Je pourrais continuer des heures à décrire l'immensité de la tâche et de la réussite accomplies par Rockstar San Diego sur son Red Dead Redemption. C'est certain, il y a bien des petits bugs ici ou là, bien souvent plus drôles qu'handicapants, mais c'est un véritable miracle qu'il n'y en ait pas plus compte tenu de la quantité de systèmes complexes qui régissent l'écosystème de cet univers époustouflant, et promettent aux joueurs inventifs des heures de fun avec un gameplay émergeant complétant à merveille l'épine dorsale que constitue l'histoire.

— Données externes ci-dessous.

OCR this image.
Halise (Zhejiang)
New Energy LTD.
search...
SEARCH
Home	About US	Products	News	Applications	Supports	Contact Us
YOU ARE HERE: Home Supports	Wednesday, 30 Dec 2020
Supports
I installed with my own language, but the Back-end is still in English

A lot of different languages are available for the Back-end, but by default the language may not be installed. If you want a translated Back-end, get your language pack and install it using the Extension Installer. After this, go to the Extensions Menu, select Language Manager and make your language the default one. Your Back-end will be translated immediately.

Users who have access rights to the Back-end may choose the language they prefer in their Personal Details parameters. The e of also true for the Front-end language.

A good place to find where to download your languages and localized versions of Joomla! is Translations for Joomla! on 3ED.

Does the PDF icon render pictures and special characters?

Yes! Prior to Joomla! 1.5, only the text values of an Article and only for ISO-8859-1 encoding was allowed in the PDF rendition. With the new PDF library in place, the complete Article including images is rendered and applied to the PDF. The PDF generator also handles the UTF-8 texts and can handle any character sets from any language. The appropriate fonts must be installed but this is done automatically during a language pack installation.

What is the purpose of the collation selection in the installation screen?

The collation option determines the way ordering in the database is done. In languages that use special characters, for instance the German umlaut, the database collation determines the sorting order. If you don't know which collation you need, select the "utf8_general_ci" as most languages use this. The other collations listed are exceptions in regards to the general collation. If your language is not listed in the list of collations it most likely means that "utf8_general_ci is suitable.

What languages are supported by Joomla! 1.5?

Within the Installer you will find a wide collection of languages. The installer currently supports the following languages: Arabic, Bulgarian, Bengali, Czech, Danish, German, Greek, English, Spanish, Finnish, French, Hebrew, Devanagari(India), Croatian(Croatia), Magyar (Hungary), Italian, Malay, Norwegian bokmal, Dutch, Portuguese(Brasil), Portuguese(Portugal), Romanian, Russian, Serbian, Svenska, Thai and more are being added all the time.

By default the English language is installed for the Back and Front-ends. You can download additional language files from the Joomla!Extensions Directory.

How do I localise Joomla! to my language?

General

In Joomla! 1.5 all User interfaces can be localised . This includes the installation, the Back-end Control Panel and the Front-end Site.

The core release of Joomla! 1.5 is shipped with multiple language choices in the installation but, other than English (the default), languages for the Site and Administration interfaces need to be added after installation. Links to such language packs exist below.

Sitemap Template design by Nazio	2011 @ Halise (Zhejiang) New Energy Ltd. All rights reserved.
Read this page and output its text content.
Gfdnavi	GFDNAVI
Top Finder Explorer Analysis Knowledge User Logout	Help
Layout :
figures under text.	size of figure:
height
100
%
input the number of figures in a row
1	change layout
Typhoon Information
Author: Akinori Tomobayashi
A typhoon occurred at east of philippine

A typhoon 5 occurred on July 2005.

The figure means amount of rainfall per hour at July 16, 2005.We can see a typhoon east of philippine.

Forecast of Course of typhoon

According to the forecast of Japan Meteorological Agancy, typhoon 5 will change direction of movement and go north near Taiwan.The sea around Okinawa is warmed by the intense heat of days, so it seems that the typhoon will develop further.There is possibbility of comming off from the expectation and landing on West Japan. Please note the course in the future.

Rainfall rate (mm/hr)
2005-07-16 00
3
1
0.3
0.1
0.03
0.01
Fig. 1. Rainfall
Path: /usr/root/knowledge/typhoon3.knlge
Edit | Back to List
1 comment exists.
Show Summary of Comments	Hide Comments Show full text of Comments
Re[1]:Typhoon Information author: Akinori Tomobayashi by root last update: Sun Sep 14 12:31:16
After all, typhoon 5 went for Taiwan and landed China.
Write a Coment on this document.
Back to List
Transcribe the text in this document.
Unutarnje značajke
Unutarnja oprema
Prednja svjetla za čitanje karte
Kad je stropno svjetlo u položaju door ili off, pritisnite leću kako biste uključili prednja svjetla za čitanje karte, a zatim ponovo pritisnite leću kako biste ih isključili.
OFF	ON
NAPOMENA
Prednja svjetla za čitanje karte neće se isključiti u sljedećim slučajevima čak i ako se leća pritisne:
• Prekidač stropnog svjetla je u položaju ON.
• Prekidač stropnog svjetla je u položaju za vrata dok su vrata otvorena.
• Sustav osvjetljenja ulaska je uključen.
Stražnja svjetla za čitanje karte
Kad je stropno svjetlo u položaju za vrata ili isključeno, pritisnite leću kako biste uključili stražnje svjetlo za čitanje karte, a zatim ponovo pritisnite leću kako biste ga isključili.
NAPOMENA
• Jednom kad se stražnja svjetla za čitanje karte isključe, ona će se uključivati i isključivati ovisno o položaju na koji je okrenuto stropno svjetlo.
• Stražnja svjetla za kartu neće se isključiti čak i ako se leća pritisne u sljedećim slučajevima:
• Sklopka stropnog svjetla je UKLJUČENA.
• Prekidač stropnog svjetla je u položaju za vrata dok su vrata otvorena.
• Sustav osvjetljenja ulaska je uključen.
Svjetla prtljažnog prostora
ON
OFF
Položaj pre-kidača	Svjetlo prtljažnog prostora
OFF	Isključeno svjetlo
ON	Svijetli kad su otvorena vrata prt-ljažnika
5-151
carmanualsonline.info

Des détails de gameplay d'importance (siffler votre cheval où que vous soyez pour le voir arriver), aux idées d'immersion brillantes (les éditions du journal pour suivre ce qui se passe), RDR raffine un concept architecturé autour d'une structure déjà connue (celle de GTA), en lui apportant le nécessaire pour la transcender. Certains trouveront peut-être que le rythme de l'ensemble paraît binaire (de morceaux épiques de l'histoire en trekking de longue haleine à l'initiative du joueur), mais c'est bel et bien à eux que revient la tâche de vivre cette expérience dans les conditions qui leur siéront le mieux - et on ne peut pas reprocher à Red Dead Redemption de ne pas fournir le maximum d'outils ludiques pour qu'ils y parviennent. Brillant.